What’s a patent?
A patent is the right to keep other people from making or selling YOUR invention (unless you give them a license to do so). Specifically, the U.S. Patent and Trademark Office defines a patent as “the right to exclude others from making, using, offering for sale, or selling” your invention in the United States (or importing it *into* the U.S.). (You can also get patents in many other countries; here is an FAQ with more information.)
Can anything be patented?
No. You cannot patent something that isn’t new or useful, you can’t patent an idea, and you can’t patent something that’s good only for using “special nuclear material or atomic energy in an atomic weapon.” You CAN patent “any new and useful process, machine, manufacture, or composition of matter, or any new and useful improvement thereof.”
So what’s cool about them?
- They’re old– the first patent was approved in 1790. (That inventor was Samuel Hopkins, a cousin of Johns.) This very first patent was only one page long, handwritten, and signed by President George Washington.

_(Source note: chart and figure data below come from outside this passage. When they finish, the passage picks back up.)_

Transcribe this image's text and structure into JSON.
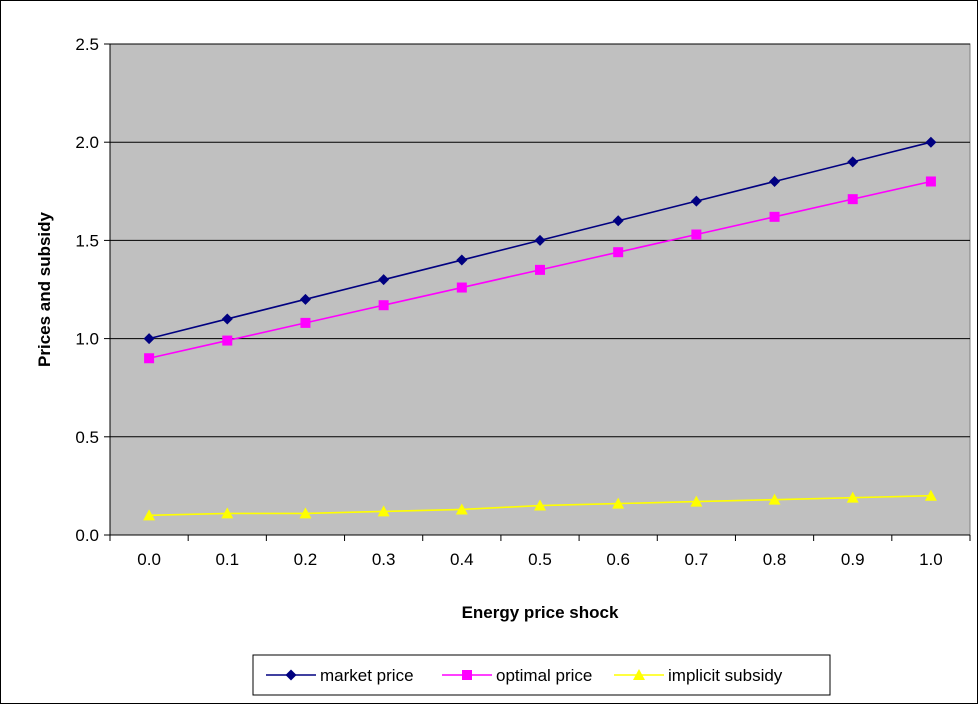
{
  "chart_data": {
    "type": "line",
    "title": "",
    "xlabel": "Energy price shock",
    "ylabel": "Prices and subsidy",
    "categories": [
      "0.0",
      "0.1",
      "0.2",
      "0.3",
      "0.4",
      "0.5",
      "0.6",
      "0.7",
      "0.8",
      "0.9",
      "1.0"
    ],
    "yticks": [
      "0.0",
      "0.5",
      "1.0",
      "1.5",
      "2.0",
      "2.5"
    ],
    "ylim": [
      0,
      2.5
    ],
    "grid": true,
    "legend_position": "bottom",
    "plot_background": "#c0c0c0",
    "series": [
      {
        "name": "market price",
        "color": "#000080",
        "marker": "diamond",
        "values": [
          1.0,
          1.1,
          1.2,
          1.3,
          1.4,
          1.5,
          1.6,
          1.7,
          1.8,
          1.9,
          2.0
        ]
      },
      {
        "name": "optimal price",
        "color": "#ff00ff",
        "marker": "square",
        "values": [
          0.9,
          0.99,
          1.08,
          1.17,
          1.26,
          1.35,
          1.44,
          1.53,
          1.62,
          1.71,
          1.8
        ]
      },
      {
        "name": "implicit subsidy",
        "color": "#ffff00",
        "marker": "triangle",
        "values": [
          0.1,
          0.11,
          0.11,
          0.12,
          0.13,
          0.15,
          0.16,
          0.17,
          0.18,
          0.19,
          0.2
        ]
      }
    ]
  }
}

- Because U.S. patents have been around for over 200 years — and include drawings — they’re an incredible source of historical information. For example, take a look at the Wright Brothers’ flying machine (click “full pages” on the left to see the whole thing) or Clarence Birdseye’s patent for frozen foods.
- If you are inventing something, you need to make sure that it doesn’t already exist.

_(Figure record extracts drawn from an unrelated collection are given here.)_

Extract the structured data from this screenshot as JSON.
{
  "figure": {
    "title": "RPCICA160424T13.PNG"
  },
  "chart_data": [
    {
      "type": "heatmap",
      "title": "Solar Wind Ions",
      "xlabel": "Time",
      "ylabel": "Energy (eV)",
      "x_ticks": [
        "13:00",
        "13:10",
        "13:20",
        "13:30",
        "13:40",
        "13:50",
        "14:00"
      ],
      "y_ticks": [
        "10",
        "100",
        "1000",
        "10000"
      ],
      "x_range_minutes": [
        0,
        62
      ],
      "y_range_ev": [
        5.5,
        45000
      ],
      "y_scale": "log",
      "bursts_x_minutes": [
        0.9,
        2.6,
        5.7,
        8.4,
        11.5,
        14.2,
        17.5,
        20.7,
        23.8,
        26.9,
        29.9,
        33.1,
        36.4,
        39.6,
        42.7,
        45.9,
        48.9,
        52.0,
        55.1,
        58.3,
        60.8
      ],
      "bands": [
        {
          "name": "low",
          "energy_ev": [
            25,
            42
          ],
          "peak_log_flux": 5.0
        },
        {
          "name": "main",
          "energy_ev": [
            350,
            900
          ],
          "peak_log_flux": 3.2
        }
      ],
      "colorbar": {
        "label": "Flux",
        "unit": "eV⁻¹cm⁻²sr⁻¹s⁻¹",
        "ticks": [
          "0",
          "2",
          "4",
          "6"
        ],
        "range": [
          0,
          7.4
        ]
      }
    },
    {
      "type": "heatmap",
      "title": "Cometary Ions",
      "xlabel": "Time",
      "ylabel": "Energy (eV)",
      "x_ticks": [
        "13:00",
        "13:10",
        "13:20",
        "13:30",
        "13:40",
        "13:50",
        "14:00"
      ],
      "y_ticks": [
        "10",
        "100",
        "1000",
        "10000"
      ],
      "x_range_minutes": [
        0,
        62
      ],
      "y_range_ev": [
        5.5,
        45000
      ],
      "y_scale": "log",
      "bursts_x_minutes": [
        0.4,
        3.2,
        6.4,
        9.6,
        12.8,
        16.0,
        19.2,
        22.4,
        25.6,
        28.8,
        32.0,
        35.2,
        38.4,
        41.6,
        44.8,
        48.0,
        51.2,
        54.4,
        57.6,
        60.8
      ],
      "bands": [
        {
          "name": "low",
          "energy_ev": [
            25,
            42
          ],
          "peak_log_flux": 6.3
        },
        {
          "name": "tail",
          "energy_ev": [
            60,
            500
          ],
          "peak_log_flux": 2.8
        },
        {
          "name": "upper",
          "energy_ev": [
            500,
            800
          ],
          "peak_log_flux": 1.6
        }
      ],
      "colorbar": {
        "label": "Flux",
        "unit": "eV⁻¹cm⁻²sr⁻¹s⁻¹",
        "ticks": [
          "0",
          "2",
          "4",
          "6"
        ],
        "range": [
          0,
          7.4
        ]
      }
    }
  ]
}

Okay, I now have a better idea about why patents are so important and can be used for so many things. How do I find them?
There are many free and paid sources of patents. They cover different places and years, and each offers some advantages. All of the ones below are free, except the Derwent Innovations Index, which the library has.
- U.S. Patent and Trademark Office is extremely reliable and the most current all patent databases, but is a bit of a pain to search.
- Patentscope includes patents and applications from all members of the Patent Cooperation Treaty (PCT), about 150 countries (including the U.S.). It will also translate patents into seven languages from English, or from those languages into English (Chinese, Japanese, Korean, Russian, Spanish, German, and French).
- Free Patents Online (FPO) is user-friendly and has lots of searchable fields.
- Google Patents is missing some U.S. patents, gives unreliable results, contains some out-of-date information, and has some bad OCR, but is easy to use and fine for basic overviews.
- Derwent Innovations Index gives enhanced patent titles, which really helps to see exactly what the patents are about when you’re looking through the results list. It’s also pretty easy to use.
JHU people have a lot of patents (surprise). Put “johns hopkins” into the U.S. PTO database as “assignee,” and you get over 2,100 results.